I became interested in the potter wasp and began to look for other mud builders. Looking around my own home I found these Organ Pipe wasp nest made by Trypoxylon politum. They build their egg nest in sheltered locations such as under eaves or the insides of abandoned buildings. In this case they are under my deck. I think the previous owners were afraid of them and knocked them down. But actually they are harmless and not really aggressive as are most solitary wasps. You can see how they get the common name “organ pipe” because of the shape.
The female starts the nest by rolling small bits of mud into a ball which she carries to the site. I suspect in this case they found the mud at the creek just below the house. When the tube is the right size she finds a spider, stings it and stuffs it into the tube. After enough of them are packed in she will lay an egg inside and seal the tube with more clay. Then she starts another chamber and the process begins again. There are tons of spiders around my house and probably yours as well so there is no problem running out of larva food. Once the larva hatches it begins eating the spiders until it is finished growing. Next it spins a cocoon and changes into a pupa where it spends the winter and emerges early the next summer. As adults they mostly eat nectar.
Last summer a friend of mine gave me a Mason Bee block to provide a place for them to lay their eggs and thus help protect our native bees. These too use mud to seal up the entrance to their nest. The block has several holes but only a few have been used.
I find it interesting how once I am aware of something then I begin to see it everywhere. That has been the case with the mud building wasp. When I was stacking wood this fall I found some odd looking cocoon like structures made out of mud.
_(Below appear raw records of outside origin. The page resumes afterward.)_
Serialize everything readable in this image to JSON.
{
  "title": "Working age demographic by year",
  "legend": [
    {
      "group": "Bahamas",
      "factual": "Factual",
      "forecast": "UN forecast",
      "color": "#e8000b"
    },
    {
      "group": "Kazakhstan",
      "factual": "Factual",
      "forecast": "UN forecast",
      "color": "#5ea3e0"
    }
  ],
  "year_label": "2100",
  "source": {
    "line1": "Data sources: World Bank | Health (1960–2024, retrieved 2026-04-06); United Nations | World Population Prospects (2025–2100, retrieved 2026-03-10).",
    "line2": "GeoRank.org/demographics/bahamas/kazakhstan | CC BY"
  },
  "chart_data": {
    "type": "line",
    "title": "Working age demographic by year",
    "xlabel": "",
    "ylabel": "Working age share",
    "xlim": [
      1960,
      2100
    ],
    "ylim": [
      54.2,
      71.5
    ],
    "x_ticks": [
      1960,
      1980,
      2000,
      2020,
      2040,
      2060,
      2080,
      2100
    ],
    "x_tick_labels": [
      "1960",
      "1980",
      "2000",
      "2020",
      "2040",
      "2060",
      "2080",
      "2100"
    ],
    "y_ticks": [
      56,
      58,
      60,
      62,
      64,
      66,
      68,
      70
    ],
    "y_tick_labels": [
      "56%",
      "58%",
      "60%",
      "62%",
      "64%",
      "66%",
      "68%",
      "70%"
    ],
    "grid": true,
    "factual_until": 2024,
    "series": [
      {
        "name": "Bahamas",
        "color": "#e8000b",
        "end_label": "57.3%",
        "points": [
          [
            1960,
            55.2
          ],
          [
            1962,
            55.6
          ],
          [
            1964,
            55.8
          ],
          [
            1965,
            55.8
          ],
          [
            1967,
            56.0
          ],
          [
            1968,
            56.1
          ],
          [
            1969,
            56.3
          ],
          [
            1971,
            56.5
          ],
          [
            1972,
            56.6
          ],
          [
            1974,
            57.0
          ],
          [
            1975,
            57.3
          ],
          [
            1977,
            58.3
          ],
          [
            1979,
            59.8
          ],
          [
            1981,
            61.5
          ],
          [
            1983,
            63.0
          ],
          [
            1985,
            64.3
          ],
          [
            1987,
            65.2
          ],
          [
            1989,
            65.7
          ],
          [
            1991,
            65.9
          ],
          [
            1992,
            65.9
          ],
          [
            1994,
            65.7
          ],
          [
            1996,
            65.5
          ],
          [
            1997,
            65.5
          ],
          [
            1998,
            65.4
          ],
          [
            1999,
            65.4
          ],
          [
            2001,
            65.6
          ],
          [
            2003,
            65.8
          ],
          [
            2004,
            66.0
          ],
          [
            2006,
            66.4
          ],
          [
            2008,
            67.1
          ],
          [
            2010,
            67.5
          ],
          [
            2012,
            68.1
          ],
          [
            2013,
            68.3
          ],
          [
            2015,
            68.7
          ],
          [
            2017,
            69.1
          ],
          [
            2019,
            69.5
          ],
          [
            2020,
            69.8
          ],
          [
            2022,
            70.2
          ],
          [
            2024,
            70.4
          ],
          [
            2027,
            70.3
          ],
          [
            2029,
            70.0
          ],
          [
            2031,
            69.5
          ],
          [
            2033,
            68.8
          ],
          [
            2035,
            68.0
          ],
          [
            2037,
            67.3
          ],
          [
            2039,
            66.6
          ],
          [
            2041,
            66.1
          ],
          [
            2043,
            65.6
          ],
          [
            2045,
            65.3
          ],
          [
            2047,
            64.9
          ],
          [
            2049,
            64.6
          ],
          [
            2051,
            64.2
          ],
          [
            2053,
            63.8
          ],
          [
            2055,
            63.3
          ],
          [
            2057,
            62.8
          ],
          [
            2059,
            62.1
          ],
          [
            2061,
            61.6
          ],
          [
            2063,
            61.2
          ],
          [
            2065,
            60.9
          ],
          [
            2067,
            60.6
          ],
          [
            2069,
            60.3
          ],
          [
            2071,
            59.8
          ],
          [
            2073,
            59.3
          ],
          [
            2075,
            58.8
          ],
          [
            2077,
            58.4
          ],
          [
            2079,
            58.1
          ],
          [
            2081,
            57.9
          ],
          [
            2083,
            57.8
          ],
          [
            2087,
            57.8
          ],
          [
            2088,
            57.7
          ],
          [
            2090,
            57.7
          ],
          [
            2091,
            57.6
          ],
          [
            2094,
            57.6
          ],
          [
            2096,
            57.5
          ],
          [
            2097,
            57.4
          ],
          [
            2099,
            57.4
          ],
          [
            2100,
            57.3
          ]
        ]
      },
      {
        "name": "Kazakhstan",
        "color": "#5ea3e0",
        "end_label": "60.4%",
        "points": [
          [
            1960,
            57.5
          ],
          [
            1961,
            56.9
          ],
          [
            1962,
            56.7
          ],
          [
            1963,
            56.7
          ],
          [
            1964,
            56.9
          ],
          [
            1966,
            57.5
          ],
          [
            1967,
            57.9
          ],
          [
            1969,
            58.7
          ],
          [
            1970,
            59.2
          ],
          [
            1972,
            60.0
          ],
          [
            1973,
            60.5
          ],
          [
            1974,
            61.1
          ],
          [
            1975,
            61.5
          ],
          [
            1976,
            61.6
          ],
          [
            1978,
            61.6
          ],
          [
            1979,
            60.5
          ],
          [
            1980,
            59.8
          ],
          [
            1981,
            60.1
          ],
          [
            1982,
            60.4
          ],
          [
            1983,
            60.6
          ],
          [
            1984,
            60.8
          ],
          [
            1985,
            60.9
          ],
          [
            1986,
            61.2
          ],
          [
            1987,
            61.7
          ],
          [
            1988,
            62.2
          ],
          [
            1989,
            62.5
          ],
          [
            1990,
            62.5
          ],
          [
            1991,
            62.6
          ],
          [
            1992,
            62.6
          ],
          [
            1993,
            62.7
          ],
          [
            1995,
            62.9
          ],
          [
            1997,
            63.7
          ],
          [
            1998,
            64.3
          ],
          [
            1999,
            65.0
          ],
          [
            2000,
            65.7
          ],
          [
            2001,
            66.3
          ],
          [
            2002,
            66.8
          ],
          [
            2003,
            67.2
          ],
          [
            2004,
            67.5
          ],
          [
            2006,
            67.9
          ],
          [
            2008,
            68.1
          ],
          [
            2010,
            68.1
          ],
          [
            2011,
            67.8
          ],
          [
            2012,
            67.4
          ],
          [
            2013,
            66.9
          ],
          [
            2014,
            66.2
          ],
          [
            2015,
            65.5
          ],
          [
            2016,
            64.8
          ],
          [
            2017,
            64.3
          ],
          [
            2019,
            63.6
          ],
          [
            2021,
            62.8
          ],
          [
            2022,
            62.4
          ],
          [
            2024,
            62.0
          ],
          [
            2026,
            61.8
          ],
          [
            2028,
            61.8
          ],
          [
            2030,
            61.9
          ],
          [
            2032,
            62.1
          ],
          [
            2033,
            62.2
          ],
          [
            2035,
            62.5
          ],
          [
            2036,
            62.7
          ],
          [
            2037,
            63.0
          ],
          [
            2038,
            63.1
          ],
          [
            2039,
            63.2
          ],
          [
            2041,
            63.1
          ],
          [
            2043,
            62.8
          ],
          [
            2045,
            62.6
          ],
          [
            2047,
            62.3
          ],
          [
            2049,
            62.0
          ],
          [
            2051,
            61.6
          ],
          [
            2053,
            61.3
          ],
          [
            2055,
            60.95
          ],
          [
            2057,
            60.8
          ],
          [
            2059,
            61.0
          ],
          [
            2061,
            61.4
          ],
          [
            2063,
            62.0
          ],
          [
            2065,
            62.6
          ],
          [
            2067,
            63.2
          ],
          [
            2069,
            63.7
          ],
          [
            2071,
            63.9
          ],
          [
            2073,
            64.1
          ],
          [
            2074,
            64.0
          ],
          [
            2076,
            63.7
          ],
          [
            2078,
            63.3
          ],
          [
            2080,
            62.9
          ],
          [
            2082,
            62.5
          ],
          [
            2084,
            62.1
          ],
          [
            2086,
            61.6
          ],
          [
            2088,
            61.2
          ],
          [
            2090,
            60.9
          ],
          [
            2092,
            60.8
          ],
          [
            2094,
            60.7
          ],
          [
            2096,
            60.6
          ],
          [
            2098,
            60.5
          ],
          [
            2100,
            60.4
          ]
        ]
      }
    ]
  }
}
I took photos of course as you can see below.
Researching in “Tracks and Signs of Insects” by Eiseman and Charney page 284 I discover what I had were spider wasp nest (Pompilidae: Auplopodini). They describe them as being found between logs in a wood pile. Whoa…that is exactly where I found them! I love this field guide. They do pretty much the same thing as the other wasps that use mud but the shape is different. So now I am on the lookout for other interesting wasp nest.